“It’s unfair, but there it is,” Tensing said. “We were lucky in this case to have found out, though I’m certain we don’t know the full story, and I doubt we ever shall.
That will be for the historians to sort out long after we’re dead.”
“I wonder what they’ll make of the Reverend T. W. Ringolsby and the condoms,” Cess said. “Do you suppose that will merit a chapter of its own?”
I hope so, Ernest thought.
“With footnotes,” Cess said. “And—”
“As I was saying,” Tensing interrupted, “what we do know is that you two were responsible for keeping Rommel and the Fifteenth Army tied down in the Pas de Calais during a critical time. You’ve saved countless lives. The original casualty estimate for D-Day was thirty thousand. We had ten thousand, and every day those tanks have stayed in Calais, even more lives have been saved.”
He and Cess had saved more than twenty thousand lives. And he’d been worried when Hardy’d told him about his saving five hundred and nineteen.

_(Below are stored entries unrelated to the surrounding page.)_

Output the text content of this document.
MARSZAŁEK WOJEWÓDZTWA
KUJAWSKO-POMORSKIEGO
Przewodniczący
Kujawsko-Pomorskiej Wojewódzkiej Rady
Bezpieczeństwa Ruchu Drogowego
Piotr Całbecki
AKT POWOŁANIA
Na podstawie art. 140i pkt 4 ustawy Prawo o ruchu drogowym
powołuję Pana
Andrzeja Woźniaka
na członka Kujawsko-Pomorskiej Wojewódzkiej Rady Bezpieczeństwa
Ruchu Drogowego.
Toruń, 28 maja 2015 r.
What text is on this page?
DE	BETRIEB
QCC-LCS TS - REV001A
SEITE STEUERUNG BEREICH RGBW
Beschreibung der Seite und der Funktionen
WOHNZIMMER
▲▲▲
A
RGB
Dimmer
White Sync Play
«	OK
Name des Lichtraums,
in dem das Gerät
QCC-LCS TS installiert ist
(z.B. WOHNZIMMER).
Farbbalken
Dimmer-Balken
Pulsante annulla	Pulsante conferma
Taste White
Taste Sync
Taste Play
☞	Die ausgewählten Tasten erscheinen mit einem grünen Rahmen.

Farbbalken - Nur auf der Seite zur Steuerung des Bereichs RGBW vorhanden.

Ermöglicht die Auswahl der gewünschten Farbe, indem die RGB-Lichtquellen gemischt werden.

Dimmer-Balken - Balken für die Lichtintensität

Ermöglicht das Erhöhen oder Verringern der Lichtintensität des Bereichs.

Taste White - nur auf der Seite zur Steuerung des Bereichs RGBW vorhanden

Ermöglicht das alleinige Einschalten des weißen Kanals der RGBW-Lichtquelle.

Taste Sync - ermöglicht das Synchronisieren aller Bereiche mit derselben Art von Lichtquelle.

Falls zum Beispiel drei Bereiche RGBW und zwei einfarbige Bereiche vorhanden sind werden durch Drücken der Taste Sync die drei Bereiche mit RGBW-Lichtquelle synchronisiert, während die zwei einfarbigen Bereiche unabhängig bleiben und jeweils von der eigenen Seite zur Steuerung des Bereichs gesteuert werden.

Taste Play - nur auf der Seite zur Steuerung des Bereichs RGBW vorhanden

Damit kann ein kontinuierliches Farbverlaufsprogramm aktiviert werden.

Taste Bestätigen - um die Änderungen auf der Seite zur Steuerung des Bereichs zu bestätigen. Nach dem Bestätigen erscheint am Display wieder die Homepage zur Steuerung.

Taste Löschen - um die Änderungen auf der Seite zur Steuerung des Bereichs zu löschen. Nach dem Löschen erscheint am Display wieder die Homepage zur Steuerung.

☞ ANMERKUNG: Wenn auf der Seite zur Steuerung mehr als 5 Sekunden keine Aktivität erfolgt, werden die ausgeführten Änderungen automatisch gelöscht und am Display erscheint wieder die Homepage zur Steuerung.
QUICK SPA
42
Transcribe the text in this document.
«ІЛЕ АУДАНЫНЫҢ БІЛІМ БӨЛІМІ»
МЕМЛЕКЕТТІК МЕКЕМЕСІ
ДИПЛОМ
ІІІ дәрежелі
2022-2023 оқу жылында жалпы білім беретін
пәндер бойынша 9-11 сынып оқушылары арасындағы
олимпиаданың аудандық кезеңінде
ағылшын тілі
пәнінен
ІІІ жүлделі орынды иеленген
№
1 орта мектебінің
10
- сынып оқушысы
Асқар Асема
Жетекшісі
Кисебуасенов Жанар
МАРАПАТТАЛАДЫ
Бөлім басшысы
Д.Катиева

“Congratulations,” Tensing said, standing up and coming around the desk to shake hands with them. “I can’t overstate the importance of what you’ve done. We had only sixteen divisions. If Hitler had brought those tanks up, we’d have been going up against twenty-one. It’s my personal opinion that you may very well have won the war.”
Not lost it. Won it. He’d been afraid every single day since he’d unfouled that propeller, since he’d saved Hardy’s life, that he had somehow irrevocably altered the course of history, the course of the war, and that Hitler would win. And now—
“Does that mean we can go home and rest on our laurels now?” Cess was asking, grinning.
“Not just yet, I’m afraid,” Tensing said.
Oh, no, here it comes, Ernest thought.
“I’ve asked Bracknell to assign the writing of newspaper articles about Patton to someone else, Worthing,” Tensing said. “I have another job for the two of you.”
Oh, God, they were being sent to Burma.
Tensing leaned across the desk and folded his hands. “The Germans have contacted their agents—or rather, our double agents—and ordered them to report the times and places of V-1 incidents.”
“Why?” Cess asked. “Don’t they already know that? I thought the V-1s were remote-controlled.”
Tensing shook his head. “The Germans know where they intended them to go, not where they went. They’re aimed at the target, Tower Bridge—which, by the way, they have thus far not hit—and a mechanism is set to make a certain number of revolutions and then cut off the fuel supply, at which point the engine switches off and the rocket goes into its dive. But whether they reach the target depends on whether that mechanism was correctly set.”
“So they need the times and locations of the incidents to see whether the rockets are reaching their target so they can make the necessary course corrections?” Ernest asked.
“Yes,” Tensing said, “which puts us in a rather nasty situation. If we provide accurate information to protect our agents’ credibility, we re providing aid to the enemy, and a particularly deadly form of aid at that—obviously an unacceptable situation. If, on the other hand, we give the enemy false information, and it’s disproved by German aircraft reconnaissance, it will—”
“Blow our agents’ cover,” Cess said.
Tensing nodded. “And jeopardize any future deception plans. Which is equally unacceptable.”
“So we need to deceive the Germans into thinking their rockets fell where they didn’t,” Cess said. “How do we do that? Create dummy bomb sites?” Ernest had a sudden vision of an inflatable heap of rubble. He suppressed a smile.
“We did consider that,” Tensing said. “Already-existing rubble moved to another site was used effectively in North Africa. But one of our science chaps has come up with a better plan.”
up with a better plan.”
He unrolled a map of southeastern England on the table. It was marked with a number of red dots, which Ernest assumed were V-1 incidents. “We know from our intelligence that in the trials at Peenemünde, the V-1 tended to fall short of the target, and, as you can see from the map, that problem has continued, with the largest number of bombs falling here”—he pointed at an area southeast of London—“rather than in the center of the city.”
“Which is what the Germans are worried about,” Ernest said, “and why they’re demanding the information.”
“Yes, but it’s in our interest to keep them from correcting the trajectory, to see to it that the V-1s continue to fall short.”
“So you switch the bombs that fall short for the ones that reach their target,” Ernest said.
“Exactly.”
“What?” Cess said, looking thoroughly confused. “How can you switch bombs?”
“Bomb A falls in Stepney at nine o’clock at night,” Ernest explained. “Bomb B falls on Hampstead Heath at half past two in the morning. Our agent tells the Germans bomb A was the one that fell at half past two.”
“In Hampstead,” Tensing said. “And the Germans think it overshot its target, and they shorten its trajectory.”